On Apr 29, 2012, at 1:18 PM, Ryosuke Niwa <rniwa at webkit.org> wrote:

> On Sun, Apr 29, 2012 at 1:08 PM, Maciej Stachowiak <mjs at apple.com> wrote:
> On Apr 29, 2012, at 1:04 PM, Ryosuke Niwa <rniwa at webkit.org> wrote:
>> On Sun, Apr 29, 2012 at 12:37 PM, Maciej Stachowiak <mjs at apple.com> wrote:
>> 
>> On Apr 27, 2012, at 6:29 PM, Dirk Pranke <dpranke at chromium.org> wrote:
>>>> BTW, the page at <https://trac.webkit.org/wiki/DeprecatingFeatures> seems to be using "deprecate" in the sense of "remove entirely". Is that what is meant? If so, I think it would be helpful to change the wording to "removing features". In non-Web contexts, deprecate often means a step short of removal.

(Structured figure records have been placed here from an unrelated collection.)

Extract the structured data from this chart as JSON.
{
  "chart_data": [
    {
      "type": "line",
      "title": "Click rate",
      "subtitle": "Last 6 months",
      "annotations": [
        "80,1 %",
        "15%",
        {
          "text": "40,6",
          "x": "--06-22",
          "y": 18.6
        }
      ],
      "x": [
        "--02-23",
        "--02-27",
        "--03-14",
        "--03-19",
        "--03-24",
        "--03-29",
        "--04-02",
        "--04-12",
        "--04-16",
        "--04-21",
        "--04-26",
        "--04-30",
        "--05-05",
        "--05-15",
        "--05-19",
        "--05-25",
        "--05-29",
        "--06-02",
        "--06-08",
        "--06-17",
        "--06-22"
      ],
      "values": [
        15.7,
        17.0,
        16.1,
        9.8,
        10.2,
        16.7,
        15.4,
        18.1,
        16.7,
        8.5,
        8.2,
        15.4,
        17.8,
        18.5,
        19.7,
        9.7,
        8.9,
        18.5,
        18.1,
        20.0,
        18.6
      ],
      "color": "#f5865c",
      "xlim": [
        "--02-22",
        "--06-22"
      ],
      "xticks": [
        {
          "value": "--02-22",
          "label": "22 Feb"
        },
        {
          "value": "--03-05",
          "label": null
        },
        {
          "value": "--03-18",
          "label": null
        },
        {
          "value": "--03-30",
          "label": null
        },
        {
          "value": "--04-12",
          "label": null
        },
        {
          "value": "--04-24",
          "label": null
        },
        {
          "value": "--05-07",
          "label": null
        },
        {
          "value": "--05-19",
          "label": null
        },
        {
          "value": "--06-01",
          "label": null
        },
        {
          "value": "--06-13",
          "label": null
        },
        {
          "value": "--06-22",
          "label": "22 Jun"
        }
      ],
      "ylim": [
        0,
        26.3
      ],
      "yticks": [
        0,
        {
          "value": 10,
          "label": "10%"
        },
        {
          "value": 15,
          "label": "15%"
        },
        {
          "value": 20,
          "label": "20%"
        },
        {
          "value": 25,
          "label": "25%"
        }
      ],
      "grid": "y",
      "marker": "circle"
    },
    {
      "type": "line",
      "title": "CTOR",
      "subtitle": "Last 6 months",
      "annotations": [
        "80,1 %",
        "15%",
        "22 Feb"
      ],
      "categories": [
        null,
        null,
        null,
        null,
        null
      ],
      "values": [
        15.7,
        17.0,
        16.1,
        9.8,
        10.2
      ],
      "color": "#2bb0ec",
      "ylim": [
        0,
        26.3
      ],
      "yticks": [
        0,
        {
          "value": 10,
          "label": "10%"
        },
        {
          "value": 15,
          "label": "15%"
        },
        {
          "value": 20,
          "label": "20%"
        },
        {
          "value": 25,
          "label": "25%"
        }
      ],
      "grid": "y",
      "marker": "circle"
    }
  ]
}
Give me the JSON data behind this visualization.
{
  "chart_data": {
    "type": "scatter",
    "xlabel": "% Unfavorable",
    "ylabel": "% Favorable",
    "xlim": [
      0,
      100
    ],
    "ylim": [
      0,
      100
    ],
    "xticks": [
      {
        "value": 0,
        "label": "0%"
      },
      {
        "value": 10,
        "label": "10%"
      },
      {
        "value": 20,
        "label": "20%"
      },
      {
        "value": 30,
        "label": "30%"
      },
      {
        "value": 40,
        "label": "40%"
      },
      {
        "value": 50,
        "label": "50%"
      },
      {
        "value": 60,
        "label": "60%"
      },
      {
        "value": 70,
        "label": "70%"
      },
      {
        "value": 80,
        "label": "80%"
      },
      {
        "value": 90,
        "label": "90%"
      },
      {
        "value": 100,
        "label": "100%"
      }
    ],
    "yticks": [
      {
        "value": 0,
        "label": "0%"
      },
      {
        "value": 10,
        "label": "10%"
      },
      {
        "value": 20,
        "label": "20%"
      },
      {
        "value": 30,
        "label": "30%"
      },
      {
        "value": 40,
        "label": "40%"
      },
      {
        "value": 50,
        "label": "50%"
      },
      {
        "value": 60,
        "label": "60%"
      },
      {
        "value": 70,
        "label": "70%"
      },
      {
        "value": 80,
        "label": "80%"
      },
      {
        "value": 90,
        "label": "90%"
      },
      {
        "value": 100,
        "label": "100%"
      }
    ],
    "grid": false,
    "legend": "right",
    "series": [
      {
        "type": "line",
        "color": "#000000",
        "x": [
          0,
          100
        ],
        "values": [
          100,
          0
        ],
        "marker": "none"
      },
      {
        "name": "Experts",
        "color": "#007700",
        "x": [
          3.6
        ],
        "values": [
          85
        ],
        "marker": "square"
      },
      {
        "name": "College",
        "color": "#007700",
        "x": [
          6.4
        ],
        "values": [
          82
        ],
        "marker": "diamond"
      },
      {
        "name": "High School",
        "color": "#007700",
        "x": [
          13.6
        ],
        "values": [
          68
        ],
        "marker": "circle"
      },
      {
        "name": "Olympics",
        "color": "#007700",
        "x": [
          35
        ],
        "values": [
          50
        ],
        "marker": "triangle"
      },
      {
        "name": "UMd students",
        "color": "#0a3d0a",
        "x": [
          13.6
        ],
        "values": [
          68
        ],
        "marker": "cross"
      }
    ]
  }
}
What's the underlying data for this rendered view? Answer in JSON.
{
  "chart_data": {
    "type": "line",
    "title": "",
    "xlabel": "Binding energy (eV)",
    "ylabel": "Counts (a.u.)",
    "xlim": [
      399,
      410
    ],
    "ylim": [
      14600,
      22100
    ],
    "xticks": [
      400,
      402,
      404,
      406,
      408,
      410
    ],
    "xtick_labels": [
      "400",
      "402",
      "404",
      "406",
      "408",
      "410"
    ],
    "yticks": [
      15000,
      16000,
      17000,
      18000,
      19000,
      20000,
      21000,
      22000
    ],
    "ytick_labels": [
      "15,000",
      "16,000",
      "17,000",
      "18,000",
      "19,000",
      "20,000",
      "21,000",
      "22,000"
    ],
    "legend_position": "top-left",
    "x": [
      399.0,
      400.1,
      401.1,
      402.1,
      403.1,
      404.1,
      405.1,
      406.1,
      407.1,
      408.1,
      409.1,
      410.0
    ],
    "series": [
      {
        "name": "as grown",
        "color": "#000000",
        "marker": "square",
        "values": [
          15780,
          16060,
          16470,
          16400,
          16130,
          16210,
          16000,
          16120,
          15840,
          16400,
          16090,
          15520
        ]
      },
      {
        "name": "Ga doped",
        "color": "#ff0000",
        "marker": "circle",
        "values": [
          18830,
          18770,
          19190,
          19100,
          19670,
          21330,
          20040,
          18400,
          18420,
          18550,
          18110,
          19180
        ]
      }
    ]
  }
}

>>> I agree that "Removing features" is clearer and more to the point :).
>>> When to deprecate features in the sense of "we recommend you use this
>>> other feature instead" is an entirely different conversation.
>> 
>> Now that I look closer, I see that it says:
>> 
>> "Deprecating a feature means we will remove it in the future. Deprecation is not meant as a usage metric collection or to assess web-developers' reactions."
>> 
>> This seems to imply that there actually is a step of deprecation that comes prior to removal. What exactly is this step? How are features supposed to be marked deprecated? What is the effect of being deprecated, if any, other than future removal? Does anyone who was at the session know the answer?
>> 
>> I'd assume this is something like outputting a warning in the console. (Disclaimer: I didn't attend this session.)
> 
> That sounds plausible, but I'm hoping to hear from someone who attended the session to say for sure. If "deprecate" means console warning, followed by removal later, then I'd suggest we go straight to removal.
> 
> Outputting console warnings prior to a feature removal appears to be a common practice (e.g. https://bugzilla.mozilla.org/show_bug.cgi?id=749920). I'm also afraid that not giving any advance notice for features that have some users like mutation events might be perceived badly by developers.
> 
> On the other hand, I'm certain we don't need to output console warnings if we're removing features nobody uses (e.g. support for khtml prefixes for recently added CSS properties).
> 
> So we probably can't (and shouldn't) make a unilateral policy here.

I agree that it's a good idea to give content authors due notice. But I don't think a console warning is a very good way to do it. I think most authors pay no attention to console spam. A blog post would probably reach more authors successfully than a console warning.